Selamat Datang

Senin, 16 Maret 2009

estetika

Di dunia seni, seluk beluk keindahan dikenal sebagai persoalan “estetik”. Istilah “estetik” ini berasal dari istilah dalam Bahasa Yunani kuno yaitu aesthesis, yang pengertiannya adalah “persepsi rasa” (sense perception). Dalam kebudayaan Yunani, persepsi rasa ini merupakan bagian dari dunia filsafat dan bisa diartikan sebagai “pikiran yang muncul dari rasa” (tidak absolut). Dibedakan dari pikiran yang muncul dari logika (cenderung absolut).

Bahkan Aspek kehidupan intelektual dan spiritual masyarakat sejak jaman dahulu pengaruh estetika demikian menonjol, berpengaruh langsung maupun tidak langsung. Ambil contoh bangsa Yunani kuno betapa menganggap pentingnya arti keindahan dan seni dalam konsep hidup manusia. Demikian juga bangsa Indonesia, bahkan lebih tinggi menempatkan pentingnya keindahan dan seni dalam konsep hidupnya.

Estetika adalah keindahan, dia memiliki sifat yang abstrak, tapi dapat dinikmati.

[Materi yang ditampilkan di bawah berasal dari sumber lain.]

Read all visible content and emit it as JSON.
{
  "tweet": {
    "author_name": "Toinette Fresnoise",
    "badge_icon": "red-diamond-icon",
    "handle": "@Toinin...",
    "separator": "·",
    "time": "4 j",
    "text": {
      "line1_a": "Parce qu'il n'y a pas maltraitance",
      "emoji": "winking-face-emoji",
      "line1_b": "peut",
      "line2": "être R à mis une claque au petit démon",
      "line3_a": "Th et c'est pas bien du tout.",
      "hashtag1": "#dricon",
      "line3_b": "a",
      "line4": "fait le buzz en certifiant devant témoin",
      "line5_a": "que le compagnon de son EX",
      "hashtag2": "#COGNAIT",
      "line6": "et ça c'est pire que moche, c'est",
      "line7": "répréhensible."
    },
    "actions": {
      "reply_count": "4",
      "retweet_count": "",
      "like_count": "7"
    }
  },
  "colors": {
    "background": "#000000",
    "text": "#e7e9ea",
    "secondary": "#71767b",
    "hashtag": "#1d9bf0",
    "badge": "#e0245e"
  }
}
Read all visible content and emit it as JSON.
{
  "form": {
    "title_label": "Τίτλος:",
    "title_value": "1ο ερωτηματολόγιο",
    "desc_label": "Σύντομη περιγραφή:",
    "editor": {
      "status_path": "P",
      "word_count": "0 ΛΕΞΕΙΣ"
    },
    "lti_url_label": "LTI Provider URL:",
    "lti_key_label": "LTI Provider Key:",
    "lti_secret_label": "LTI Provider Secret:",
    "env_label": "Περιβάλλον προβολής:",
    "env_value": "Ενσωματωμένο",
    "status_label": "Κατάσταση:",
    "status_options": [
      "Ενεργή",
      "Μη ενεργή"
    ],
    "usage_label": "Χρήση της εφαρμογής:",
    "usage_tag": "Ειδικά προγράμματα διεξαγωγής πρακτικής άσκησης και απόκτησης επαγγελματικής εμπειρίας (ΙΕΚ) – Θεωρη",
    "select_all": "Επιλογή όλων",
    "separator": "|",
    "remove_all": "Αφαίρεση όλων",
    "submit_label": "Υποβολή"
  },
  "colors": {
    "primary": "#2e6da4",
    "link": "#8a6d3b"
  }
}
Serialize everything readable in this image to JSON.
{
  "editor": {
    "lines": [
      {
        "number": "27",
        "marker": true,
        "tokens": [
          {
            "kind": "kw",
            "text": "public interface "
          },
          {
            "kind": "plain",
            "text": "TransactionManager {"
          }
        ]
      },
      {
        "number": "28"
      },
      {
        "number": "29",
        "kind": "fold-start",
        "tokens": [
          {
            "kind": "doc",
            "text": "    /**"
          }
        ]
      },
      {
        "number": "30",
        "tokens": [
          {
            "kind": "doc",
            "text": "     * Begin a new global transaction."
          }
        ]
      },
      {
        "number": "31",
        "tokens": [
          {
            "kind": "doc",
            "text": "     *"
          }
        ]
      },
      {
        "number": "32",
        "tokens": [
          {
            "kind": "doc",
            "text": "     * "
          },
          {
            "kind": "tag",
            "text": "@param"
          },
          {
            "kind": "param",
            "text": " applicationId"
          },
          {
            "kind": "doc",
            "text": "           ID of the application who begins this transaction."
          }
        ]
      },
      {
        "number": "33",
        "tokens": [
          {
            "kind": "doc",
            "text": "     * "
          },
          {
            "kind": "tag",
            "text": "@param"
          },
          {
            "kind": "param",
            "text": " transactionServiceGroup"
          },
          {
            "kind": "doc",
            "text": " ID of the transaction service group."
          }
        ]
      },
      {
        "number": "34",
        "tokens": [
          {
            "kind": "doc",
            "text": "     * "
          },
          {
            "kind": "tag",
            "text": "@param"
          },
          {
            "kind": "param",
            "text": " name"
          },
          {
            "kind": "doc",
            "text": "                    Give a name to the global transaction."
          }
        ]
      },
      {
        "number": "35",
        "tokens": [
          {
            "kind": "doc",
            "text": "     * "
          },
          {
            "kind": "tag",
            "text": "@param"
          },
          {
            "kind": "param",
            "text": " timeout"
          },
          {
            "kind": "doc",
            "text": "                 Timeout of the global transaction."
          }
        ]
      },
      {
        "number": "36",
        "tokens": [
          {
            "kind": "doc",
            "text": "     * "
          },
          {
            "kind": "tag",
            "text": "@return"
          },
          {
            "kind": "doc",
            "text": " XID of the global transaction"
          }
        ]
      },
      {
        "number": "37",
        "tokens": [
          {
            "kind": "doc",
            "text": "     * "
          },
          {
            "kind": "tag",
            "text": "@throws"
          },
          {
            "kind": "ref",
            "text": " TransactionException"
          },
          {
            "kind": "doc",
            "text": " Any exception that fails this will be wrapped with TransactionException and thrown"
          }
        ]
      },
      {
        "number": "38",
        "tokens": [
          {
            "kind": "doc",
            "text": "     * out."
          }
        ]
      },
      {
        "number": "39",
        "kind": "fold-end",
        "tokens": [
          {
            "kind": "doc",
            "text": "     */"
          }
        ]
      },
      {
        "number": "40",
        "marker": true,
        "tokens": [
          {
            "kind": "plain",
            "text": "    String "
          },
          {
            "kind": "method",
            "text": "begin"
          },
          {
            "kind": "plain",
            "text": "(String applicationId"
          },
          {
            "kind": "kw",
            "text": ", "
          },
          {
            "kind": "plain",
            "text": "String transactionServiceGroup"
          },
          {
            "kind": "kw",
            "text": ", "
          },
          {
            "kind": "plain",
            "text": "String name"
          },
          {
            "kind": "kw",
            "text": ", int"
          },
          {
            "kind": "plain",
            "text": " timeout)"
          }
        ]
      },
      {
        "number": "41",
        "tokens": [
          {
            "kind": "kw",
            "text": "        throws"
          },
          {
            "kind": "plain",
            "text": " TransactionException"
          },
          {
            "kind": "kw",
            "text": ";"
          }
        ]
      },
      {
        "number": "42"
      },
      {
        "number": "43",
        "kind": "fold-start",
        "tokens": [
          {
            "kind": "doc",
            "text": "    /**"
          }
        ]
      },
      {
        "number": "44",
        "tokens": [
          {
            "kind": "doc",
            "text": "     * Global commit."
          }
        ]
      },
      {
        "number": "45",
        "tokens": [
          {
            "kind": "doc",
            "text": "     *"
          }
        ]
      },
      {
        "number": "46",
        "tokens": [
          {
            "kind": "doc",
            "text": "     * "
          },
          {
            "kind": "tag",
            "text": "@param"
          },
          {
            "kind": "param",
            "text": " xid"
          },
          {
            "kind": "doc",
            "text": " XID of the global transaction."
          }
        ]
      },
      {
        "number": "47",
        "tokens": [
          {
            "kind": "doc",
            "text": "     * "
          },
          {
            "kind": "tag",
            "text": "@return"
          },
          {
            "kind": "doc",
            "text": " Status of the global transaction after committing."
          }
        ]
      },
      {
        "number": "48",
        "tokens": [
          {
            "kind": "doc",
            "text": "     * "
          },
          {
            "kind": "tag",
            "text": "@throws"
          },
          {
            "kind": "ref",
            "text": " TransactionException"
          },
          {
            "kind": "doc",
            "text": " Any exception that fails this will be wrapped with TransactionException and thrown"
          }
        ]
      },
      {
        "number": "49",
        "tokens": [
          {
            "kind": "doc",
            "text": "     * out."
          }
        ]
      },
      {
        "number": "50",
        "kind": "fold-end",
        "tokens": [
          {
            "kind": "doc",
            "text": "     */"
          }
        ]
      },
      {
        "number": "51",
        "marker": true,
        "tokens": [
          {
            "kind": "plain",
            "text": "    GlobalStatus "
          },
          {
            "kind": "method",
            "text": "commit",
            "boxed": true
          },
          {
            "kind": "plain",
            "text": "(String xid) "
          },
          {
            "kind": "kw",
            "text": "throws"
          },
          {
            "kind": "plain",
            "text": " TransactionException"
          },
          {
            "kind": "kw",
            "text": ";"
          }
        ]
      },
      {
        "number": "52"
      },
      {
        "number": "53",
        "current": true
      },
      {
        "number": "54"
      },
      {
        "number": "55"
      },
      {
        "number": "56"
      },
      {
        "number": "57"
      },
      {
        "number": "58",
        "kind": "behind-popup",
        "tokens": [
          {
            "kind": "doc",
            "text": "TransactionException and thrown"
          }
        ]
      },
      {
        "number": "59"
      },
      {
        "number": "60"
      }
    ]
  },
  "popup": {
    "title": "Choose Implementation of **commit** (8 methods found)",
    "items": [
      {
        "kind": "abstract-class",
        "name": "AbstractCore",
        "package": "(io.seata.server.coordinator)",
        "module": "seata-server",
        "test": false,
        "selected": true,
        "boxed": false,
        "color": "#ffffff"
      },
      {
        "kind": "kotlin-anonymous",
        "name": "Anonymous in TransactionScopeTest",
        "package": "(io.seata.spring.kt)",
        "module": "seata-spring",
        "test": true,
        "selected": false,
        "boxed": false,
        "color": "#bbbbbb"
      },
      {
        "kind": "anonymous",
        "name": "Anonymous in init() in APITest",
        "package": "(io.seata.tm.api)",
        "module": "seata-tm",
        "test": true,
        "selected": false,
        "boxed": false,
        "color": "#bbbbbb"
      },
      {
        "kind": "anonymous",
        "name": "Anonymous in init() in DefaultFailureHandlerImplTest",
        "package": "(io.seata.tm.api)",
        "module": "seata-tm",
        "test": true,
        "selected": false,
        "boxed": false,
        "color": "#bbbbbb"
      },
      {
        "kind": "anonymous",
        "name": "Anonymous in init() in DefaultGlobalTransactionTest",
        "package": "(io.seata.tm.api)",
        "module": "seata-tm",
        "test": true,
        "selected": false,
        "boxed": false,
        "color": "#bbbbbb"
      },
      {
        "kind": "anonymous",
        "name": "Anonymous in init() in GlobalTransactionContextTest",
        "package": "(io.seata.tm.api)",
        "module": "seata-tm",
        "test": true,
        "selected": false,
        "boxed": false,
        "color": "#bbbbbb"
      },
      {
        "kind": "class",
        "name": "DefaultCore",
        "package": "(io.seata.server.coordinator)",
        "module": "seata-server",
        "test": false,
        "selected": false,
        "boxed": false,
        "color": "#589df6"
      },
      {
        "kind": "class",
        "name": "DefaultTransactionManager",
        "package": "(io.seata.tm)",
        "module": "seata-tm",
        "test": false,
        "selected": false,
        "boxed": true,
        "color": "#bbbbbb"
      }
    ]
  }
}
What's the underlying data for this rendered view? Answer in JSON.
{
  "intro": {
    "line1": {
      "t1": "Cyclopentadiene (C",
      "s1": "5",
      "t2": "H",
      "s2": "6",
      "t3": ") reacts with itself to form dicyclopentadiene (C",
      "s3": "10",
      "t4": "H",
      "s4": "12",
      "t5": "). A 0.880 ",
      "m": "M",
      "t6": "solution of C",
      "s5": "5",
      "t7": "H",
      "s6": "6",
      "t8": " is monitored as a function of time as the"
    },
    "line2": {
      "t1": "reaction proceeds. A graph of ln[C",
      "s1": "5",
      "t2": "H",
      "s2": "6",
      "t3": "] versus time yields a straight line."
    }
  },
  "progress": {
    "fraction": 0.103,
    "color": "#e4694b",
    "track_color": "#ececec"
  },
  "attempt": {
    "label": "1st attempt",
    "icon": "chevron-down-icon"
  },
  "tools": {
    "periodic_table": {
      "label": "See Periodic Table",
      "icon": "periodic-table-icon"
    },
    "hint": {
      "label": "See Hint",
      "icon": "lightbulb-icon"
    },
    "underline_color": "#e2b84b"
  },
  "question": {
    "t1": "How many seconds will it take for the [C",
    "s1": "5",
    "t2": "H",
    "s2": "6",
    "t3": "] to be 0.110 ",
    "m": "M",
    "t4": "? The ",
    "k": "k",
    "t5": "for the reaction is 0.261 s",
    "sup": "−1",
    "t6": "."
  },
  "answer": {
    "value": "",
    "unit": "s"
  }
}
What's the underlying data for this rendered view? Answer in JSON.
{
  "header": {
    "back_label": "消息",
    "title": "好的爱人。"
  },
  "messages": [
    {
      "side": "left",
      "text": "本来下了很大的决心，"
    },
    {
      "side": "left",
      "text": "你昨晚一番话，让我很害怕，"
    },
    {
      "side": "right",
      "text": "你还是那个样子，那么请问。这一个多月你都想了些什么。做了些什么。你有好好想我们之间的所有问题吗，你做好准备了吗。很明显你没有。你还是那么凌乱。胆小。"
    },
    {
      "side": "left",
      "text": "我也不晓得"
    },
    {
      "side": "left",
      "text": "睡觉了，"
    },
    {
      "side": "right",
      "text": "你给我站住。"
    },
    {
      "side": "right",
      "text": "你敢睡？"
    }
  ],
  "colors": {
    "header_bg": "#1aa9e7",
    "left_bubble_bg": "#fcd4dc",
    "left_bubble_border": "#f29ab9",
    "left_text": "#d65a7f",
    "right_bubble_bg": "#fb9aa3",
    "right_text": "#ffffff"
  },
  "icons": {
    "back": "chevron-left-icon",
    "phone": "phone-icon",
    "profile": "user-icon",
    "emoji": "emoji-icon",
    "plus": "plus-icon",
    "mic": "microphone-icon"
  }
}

Keindahan ada yang bersifat subjektif dan objektif.
Maksud dari keindahan subjektif adalah bahwa persepsi setiap orang berbeda satu dengan yang lainnya, sehingga dalam menangkap dan menikmati suatu keindahan tentu akan berbeda-beda pula. Sesuatu yang indah menurut individu tertentu belum tentu ditangkap sebagai sesuatu yang indah menurut individu yang lain. Sedangkan makna bahwa keindahan bersifat objektif adalah bahwa pada hakekatnya suatu keindahan dapat dirasakan oleh setiap orang.

Estetika atau keindahan adalah ruh kesenian. Keindahan dalam seni rupa jelas muncul dalam wujud atau perupaan. Di kosmologi Jawa, seni itu berangkat dari konsep apik, yang di dalamnya diisi oleh segala yang indah, atau endah (Pijar Pijar Penyingkap Rasa, Bagoes P Wiryomartono). Itu sebabnya Guernica Picasso dan Pembunuhan 3 Mei 1808 Francisco de Goya yang bercitra penuh darah tetaplah jadi bagian dari perhelatan visual para pemandangnya. Begitu juga aneka instalasi Christo-Jeanne Claude atau keris luk limo Sinarasah.